Main Assessment In: April/May
Are reassessment opportunities available for all summative assessments? Not applicable
Reassessments are normally available for all courses, except those which contribute to the Honours classification. For non Honours courses, students are offered reassessment in all or any of the components of assessment if the satisfactory (threshold) grade for the overall course is not achieved at the first attempt. This is normally grade D3 for undergraduate students and grade C3 for postgraduate students. Exceptionally it may not be possible to offer reassessment of some coursework items, in which case the mark achieved at the first attempt will be counted towards the final course grade. Any such exceptions for this course are described below.

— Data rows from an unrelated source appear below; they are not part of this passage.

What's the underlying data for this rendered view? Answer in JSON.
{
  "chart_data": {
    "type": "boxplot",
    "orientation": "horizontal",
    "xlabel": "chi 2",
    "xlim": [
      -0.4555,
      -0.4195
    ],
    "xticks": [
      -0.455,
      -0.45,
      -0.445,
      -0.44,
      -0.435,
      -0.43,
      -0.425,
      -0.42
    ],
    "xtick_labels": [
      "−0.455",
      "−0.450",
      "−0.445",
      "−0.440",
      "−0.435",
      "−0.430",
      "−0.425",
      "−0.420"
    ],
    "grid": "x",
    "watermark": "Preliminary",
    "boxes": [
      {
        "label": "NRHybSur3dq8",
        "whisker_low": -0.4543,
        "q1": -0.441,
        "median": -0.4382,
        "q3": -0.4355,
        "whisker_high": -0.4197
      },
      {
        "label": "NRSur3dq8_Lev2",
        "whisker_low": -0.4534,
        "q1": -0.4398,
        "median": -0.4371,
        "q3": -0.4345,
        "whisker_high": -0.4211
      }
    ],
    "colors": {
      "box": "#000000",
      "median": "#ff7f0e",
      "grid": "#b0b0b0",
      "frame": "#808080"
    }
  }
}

The main aim of this course is to introduce students to the many important concepts in the mathematical study of fluids and to arm them with a range of techniques to study the wealth of interesting problems that
arise. Fluid dynamics has application in a huge range of disciplines, including the study of stars and aircraft to blood flow and swimming micro-organisms, and has led to the development of a large part of
applied mathematics. This course will present some preliminary ideas of fluid flow and go on to explore aspects of classical aerofoil theory, viscous fluid flow, including the analysis of boundary layers,
and water waves. Additionally, the course will aim to apply and develop the students' knowledge of complex analysis, differential equations and asymptotic methods to facilitate investigation of solution
Intended Learning Outcomes of Course
By the end of this course students will be able to:
a) Define and calculate streamlines, particle paths and streaklines;
b) Define ideal fluids, vorticity, irrotational flows, and circulation, and use these concepts appropriately;
c) Derive Euler's equations, Bernoulii's streamline theorem and the vorticity equation and apply them to given problems;
d) Define the Reynolds number and employ the Navier-Stokes equations with appropriate boundary conditions to find solutions for simple problems, such as for an impulsively moved plane boundary, flow down an inclined plane, flow between two boundaries;
e) Apply complex potential methods to study problems in classical aerofoil theory;
f) Employ the method of images, conformal mapping, the Milne-Thompson circle theorem, Blasius's theorem, and the Kutta-Joukowski lift theorem to find solutions to the problems in e);
g) Establish governing equations for surface waves in a fluid of finite depth, define wave and group velocity,and determine the dispersion relation and particle paths;
h) Derive equations for high Reynolds number flow and the boundary layer approximation, and find appropriate similarity solutions.
Minimum Requirement for Award of Credits
Students must submit at least 75% by weight of the components (including examinations) of the course's summative assessment.